As it turns out, offering huge discounts and increasing fleet sales to maximize total sales numbers is a tricky thing to do correctly. Automakers who've gone down that road tend to have a hard time coming back from it, and finding the road back is a predicament Nissan's US wing is currently in. The Japanese automaker's CEO, Hiroto Saikawa, previously said that Nissan's attempt to claw its way to a larger share of the US market had come at such a great expense that it had led the company to "hit rock bottom."
A report by Bloomberg may shed some light onto how Nissan plans to get its US operations out of a sales slump because apparently, it has become "a big burden" to the company, claims its CEO. "We need to revive the U.S. operation," said Saikawa. "We have excessive capacity and unprofitable operations, which are becoming a big burden."
Saikawa had previously blamed the company's problems on bad leadership by Nissan's old CEO, Carlos Ghosn, though other Bloomberg columnists think Saikawa bears equal responsibility.
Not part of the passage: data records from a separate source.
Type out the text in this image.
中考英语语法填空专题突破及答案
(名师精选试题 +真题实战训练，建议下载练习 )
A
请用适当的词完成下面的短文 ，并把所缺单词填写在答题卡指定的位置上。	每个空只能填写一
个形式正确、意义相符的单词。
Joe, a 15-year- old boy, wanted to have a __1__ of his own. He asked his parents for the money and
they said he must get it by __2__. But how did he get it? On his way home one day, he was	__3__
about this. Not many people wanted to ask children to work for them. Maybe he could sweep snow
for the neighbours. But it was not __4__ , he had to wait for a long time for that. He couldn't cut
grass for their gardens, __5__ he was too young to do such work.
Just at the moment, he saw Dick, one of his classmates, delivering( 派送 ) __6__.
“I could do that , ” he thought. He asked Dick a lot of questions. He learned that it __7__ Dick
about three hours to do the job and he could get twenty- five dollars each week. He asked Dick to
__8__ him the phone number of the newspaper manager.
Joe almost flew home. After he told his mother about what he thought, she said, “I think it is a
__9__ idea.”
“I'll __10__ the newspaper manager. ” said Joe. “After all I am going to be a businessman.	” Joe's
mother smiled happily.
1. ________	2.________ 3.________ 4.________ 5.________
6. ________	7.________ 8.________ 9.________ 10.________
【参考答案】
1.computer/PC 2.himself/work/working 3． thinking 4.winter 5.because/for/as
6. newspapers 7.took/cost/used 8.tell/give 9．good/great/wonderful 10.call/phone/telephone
In either case, the problem stems from Nissan's sole focus on gaining market share rather than maintaining profitability. It begins with Nissan's Power 88 plan from 2011, which was a goal to increase its global share to 8% by 2017. That target led Nissan to set an unofficial goal of reaching a 10% share within what was previously its most profitable market, the US.
To do so, it offered incentives and ratcheted up sales to fleet customers, but that caused Nissan's profitability in the US to plummet to around 1-2%. Now that Nissan has dialed back on the incentives, sales are down 8.4% through April this year. A hurdle Nissan needs to clear is the fact that without incentives, it has had a hard time selling vehicles, especially so since many of its models have been left to age while the competition has only gotten fresher.
The most noteworthy examples of that are the Frontier and Rogue, the former of which hasn't seen a serious update since 2005 and the latter of which is five years old but sells in a segment so competitive that it's already considered dated. To avoid aging itself into redundancy, Nissan has promised to redesign models that represent 70% of sales volume by 2020, with the hopes of bringing annual retail (meaning non-fleet) sales in the US back to 1.4 million cars.
Our weeklong test of the new Altima, one of the new models that resulted from the automaker's refresh plan, revealed that Nissan seems to be going in the right direction - prioritizing great cars rather than compromise offerings designed to sell with the help of a fat incentive. If it can keep this mojo in upcoming models like the Versa, and hopefully a soon-to-be-announced new Frontier and Rogue, then maybe Nissan can crawl out of the hole it dug itself into.